Production wise, the vocals and guitars are rhymically busy enough that you don't really need to add much on it, it would just get cluttered I think.
I think the piano can be integrated with the guitar better, rhymically getting them to support each other. Also there is an odd reverb on the piano which makes it seem further away than the guitar which feels odd. Would keep it dryer.

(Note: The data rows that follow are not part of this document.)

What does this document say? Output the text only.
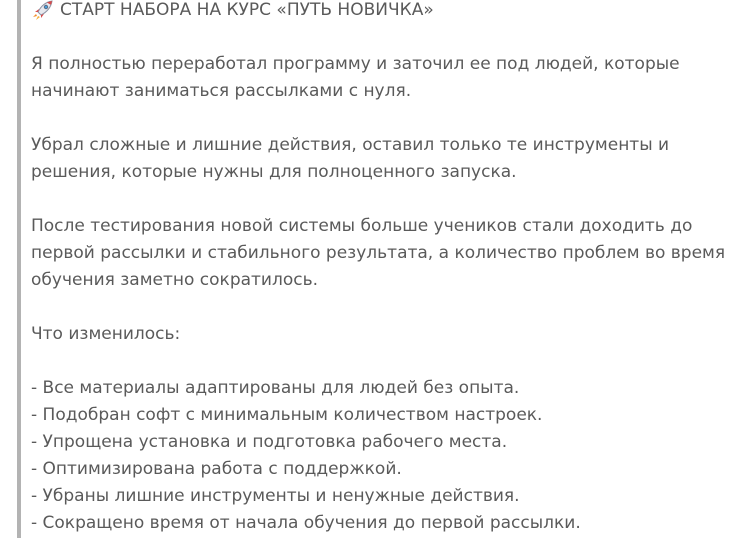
СТАРТ НАБОРА НА КУРС «ПУТЬ НОВИЧКА»

Я полностью переработал программу и заточил ее под людей, которые начинают заниматься рассылками с нуля.

Убрал сложные и лишние действия, оставил только те инструменты и решения, которые нужны для полноценного запуска.

После тестирования новой системы больше учеников стали доходить до первой рассылки и стабильного результата, а количество проблем во время обучения заметно сократилось.

Что изменилось:

- Все материалы адаптированы для людей без опыта.
- Подобран софт с минимальным количеством настроек.
- Упрощена установка и подготовка рабочего места.
- Оптимизирована работа с поддержкой.
- Убраны лишние инструменты и ненужные действия.
- Сокращено время от начала обучения до первой рассылки.
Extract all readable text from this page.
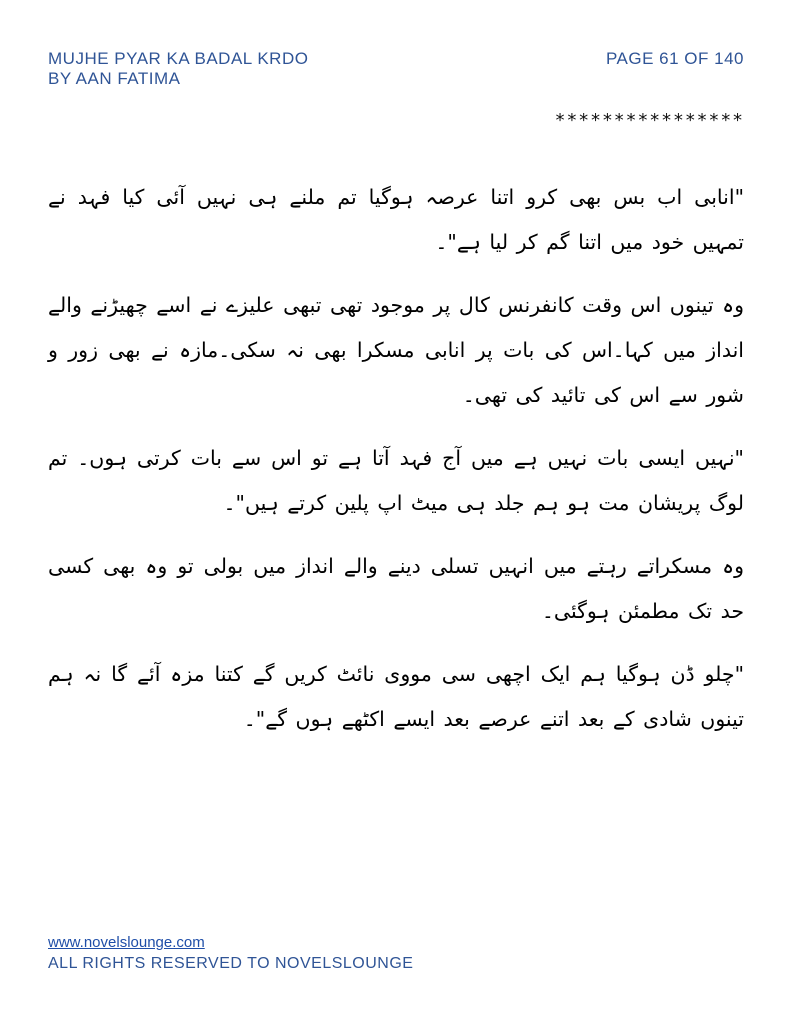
MUJHE PYAR KA BADAL KRDO
BY AAN FATIMA
PAGE 61 OF 140
****************

"انابی اب بس بھی کرو اتنا عرصہ ہوگیا تم ملنے ہی نہیں آئی کیا فہد نے تمہیں خود میں اتنا گم کر لیا ہے"۔

وہ تینوں اس وقت کانفرنس کال پر موجود تھی تبھی علیزے نے اسے چھیڑنے والے انداز میں کہا۔اس کی بات پر انابی مسکرا بھی نہ سکی۔مازہ نے بھی زور و شور سے اس کی تائید کی تھی۔

"نہیں ایسی بات نہیں ہے میں آج فہد آتا ہے تو اس سے بات کرتی ہوں۔ تم لوگ پریشان مت ہو ہم جلد ہی میٹ اپ پلین کرتے ہیں"۔

وہ مسکراتے رہتے میں انہیں تسلی دینے والے انداز میں بولی تو وہ بھی کسی حد تک مطمئن ہوگئی۔

"چلو ڈن ہوگیا ہم ایک اچھی سی مووی نائٹ کریں گے کتنا مزہ آئے گا نہ ہم تینوں شادی کے بعد اتنے عرصے بعد ایسے اکٹھے ہوں گے"۔

www.novelslounge.com
ALL RIGHTS RESERVED TO NOVELSLOUNGE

Vocals are really nice with super harmonies.
It's really great work!

Tom.
Title: Re: Wildflowers
Post by: crystalsuzy on March 22, 2018, 11:39:59 AM
WOW~Sarah! If you are only 16, what will you be writing as an adult :o this is amazing in every way! Beautiful melody...I agree with the "I'm Yours" vibe. The imagery in the lyrics to so poetic, and to top it off you have a gorgeous voice :-*
I like the dull guitar, because it makes your vocals shine even more :) 
I wouldn't add much to this track, other than tuning the guitar  :) :)
Title: Re: Wildflowers
Post by: sarahlawrence17 on March 23, 2018, 09:16:26 AM
@crystalsuzy (http://www.songwriterforum.co.uk/index.php?action=profile;u=18947) @Movin Flavour (http://www.songwriterforum.co.uk/index.php?action=profile;u=20528) @tboswell (http://www.songwriterforum.co.uk/index.php?action=profile;u=20223) @Jamie (http://www.songwriterforum.co.uk/index.php?action=profile;u=19125) @adamfarr (http://www.songwriterforum.co.uk/index.php?action=profile;u=20124) Wow, thanks to all of you for listening and for the great welcome to the forum from everyone!

@tboswell (http://www.songwriterforum.co.uk/index.php?action=profile;u=20223) Yeah, I rushed this track and ignored the timing/tuning issues a bit. I have learned my lesson! I don't think I put any reverb on the piano, it probably sounds further away because it was really badly recorded lol

@adamfarr (http://www.songwriterforum.co.uk/index.php?action=profile;u=20124) Thank you for listening to the lyrics, you really got what I was going for. That line bothers me too, I've looked at it before and couldn't think of anything...might have to look at changing the whole couple of lines around it at some point.